Margot Morssinkhof

General introduction 17 Oral contraceptives Oral contraceptives (OCs) are the most commonly used form of hormonal contraceptives: worldwide, an estimated 151 million women use OCs (Haakenstad et al., 2022), with the majority using combined oral contraceptives, which consist of a combination of progestins and estrogens. Although intended use of OCs is for contraceptive purposes, it is also commonly used for non-contraceptive purposes, to regulate menstruation timing or to manage symptoms of gynaecological conditions. Although use of OCs has local effects on the uterus and ovaries, they also have systemic effects. The most well-studied risk resulting from these systemic effects are a slight increase in risk of breast cancer and thrombosis, but other possible side effects include weight gain, headaches, breast tenderness and possible mood changes (Burkman, 2001). Other possible systemic effects of OCs include changes in cortisol dynamics, with studies indicating that OC users show higher cortisol levels at rest (Boisseau et al., 2013), reduced cortisol responses to after awakening or stress (Høgsted et al., 2021; Nielsen et al., 2013) and chronic increased glucocorticoid signalling (Hertel et al., 2017).

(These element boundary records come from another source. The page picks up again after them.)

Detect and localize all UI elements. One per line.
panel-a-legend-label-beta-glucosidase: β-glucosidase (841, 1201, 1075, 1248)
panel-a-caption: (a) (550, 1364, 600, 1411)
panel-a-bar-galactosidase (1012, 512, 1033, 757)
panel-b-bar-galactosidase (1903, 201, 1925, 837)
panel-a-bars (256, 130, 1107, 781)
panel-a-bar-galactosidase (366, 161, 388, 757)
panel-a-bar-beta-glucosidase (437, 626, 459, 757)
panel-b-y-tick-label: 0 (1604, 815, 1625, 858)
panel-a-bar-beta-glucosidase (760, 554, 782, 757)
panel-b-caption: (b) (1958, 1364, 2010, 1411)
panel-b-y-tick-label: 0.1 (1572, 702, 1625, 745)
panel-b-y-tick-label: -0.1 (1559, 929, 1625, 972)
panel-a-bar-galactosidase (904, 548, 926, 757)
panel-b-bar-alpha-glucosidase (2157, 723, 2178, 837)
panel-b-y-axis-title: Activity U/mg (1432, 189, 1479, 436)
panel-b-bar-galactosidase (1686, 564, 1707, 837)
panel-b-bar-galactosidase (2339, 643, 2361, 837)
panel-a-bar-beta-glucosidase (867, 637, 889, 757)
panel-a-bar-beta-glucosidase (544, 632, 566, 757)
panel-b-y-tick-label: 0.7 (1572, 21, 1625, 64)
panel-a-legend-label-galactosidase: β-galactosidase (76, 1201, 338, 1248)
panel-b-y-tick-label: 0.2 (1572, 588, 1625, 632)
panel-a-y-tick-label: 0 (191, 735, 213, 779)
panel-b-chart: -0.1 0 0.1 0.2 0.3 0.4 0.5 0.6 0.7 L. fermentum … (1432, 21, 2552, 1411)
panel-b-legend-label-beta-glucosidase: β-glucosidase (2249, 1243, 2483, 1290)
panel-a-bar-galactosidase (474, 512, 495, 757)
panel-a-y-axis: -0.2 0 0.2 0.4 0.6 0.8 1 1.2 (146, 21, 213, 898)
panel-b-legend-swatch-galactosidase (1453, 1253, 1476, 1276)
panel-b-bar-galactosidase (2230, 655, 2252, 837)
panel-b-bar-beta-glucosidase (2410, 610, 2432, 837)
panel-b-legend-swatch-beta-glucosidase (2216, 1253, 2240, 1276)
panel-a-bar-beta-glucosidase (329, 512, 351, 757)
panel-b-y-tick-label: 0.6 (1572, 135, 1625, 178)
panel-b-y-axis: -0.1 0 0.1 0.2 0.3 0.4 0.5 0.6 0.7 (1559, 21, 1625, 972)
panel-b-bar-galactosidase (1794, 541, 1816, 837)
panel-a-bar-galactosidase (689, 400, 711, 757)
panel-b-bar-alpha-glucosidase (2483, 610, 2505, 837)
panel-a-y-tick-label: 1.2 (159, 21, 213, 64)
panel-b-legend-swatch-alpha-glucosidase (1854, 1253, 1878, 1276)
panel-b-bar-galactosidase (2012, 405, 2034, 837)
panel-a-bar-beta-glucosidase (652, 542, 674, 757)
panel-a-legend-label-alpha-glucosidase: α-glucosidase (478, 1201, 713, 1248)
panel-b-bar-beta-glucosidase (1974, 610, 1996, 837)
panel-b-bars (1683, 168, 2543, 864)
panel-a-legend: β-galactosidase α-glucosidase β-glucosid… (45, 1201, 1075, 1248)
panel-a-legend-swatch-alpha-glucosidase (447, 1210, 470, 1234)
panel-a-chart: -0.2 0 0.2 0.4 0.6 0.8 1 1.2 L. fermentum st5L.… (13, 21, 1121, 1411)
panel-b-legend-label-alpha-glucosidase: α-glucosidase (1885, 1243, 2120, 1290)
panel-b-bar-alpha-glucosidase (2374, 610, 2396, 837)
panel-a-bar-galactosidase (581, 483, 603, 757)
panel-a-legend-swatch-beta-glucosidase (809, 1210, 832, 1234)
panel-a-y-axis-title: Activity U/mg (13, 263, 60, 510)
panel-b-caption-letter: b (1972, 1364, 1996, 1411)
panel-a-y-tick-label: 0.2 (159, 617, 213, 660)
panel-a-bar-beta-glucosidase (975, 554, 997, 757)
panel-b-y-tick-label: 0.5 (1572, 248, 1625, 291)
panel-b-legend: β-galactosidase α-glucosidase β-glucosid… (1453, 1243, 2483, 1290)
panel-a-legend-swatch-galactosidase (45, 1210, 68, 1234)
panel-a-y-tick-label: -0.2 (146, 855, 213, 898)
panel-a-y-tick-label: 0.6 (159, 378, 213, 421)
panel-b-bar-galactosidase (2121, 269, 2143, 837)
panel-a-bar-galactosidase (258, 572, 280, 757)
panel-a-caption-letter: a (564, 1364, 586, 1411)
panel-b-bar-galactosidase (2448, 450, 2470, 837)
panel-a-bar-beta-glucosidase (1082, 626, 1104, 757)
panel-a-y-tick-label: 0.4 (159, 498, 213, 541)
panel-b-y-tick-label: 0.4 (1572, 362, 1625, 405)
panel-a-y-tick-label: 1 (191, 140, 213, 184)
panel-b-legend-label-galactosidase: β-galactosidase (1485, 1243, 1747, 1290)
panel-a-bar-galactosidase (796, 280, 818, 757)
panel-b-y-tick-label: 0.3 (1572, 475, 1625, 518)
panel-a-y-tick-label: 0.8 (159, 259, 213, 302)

Despite increasing insights in these effects of OCs, it is yet unknown how some systemic effects, including changes in cortisol dynamics, relate to OC-associated side effects. It is estimated that more than 50% of OC starters discontinue OC use within 6 to 12 months, with 27% of OC starters reporting mood changes and 38% of starters reporting side effects as one of the most frequent reasons for discontinuation (Hall et al., 2012, 2014; Westhoff et al., 2007). Recent statistics show that the use of OCs is decreasing in youth, with user rates declining from 76% in 2012 to 46% in 2023 in youth aged 13 to 24 (De Graaf et al., 2023). In this group, reported side effects were one of the three most common reasons not to use OCs. Gender-affirming hormone therapy Gender-affirming hormone therapy (GAHT) is used by transgender persons, whose gender identity is not in line with their sex assigned at birth. GAHT can change their physical characteristics to be more in line with their gender identity. Transgender people commonly experiences gender dysphoria, which is the experience that one’s body is not in line with the gender that they identify with.